How severe does this issue affect your experience of using Ray?

  • High: It blocks me to complete my task.

I am trying to ray workers, each one for a specific GPU. Say there are 4 GPUs, and I would like each ay worker to specifically submit work to one of these.

So from the client script, if there’s some remote work, how to schedule the work on to a specific worker?

Thank you

@esaliya You can use placement groups with appropriate resources so that tasks are assigned placegroups, and workers on nodes that satisfy the placement group resources will be assigned that task.

You can read about the different scheduling techniques and the placement group concepts here.

Thanks Jules. I looked at placement groups. I was not clear how I could keep a dedicated worker for a specific GPU. In this example all 4 GPUs are identical, so resources wise they’ll be the same. However, I want remote task i to be sent to worker i.

Is this something possible?

@esaliya Unless you a cluster with only one worker that has all the GPUs and others none, and specify your placement group, then each task assigned the placement group will only be scheduled to the node with 4 GPUs. You probably, then, won’t parallelize it since the scheduler can only schedule a single task that meets that requirement; others will be queue.

cc: @jjyao Is this possible what he’s asking?

I think the best way is to create actors and you remember some index → actor mapping to send actor task (i.e., rank)

@sangcho Do you want to elaborate, may be, with a short or small example? Thanks!

actors = [Actor.options(num_gpus=1, name=f"rank_{i}").remote() for i in range(10)]
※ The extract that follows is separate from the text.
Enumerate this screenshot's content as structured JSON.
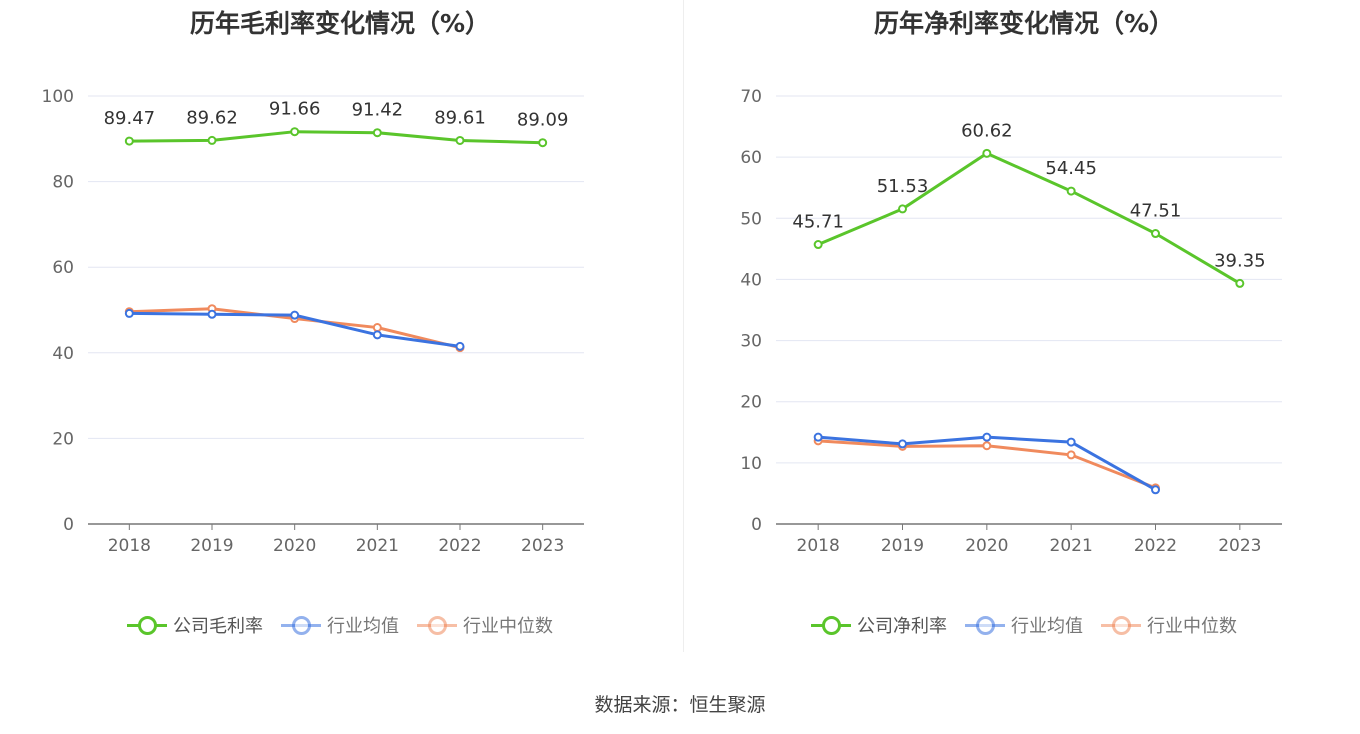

# You can get a specific actor using name
actor = ray.get_actor(name="rank_0")

Thanks @sangcho, but I am a little unclear how to follow your example. Here’s a simplified example of my use case. As shown, I want to invoke task 1 specifically in rank 0 and task 2 in rank 1. Could this be done? I use ranks here to identify workers in the Ray clusters

class Scheduler:
    def __init__(self):
        self.workers = {
           "0": Actor.options(name="rank_0").remote(),
           "1": Actor.options(name="rank_1").remote()
       }
    def call(self, rank):
        self.workers[rank].function.remote()

something like this?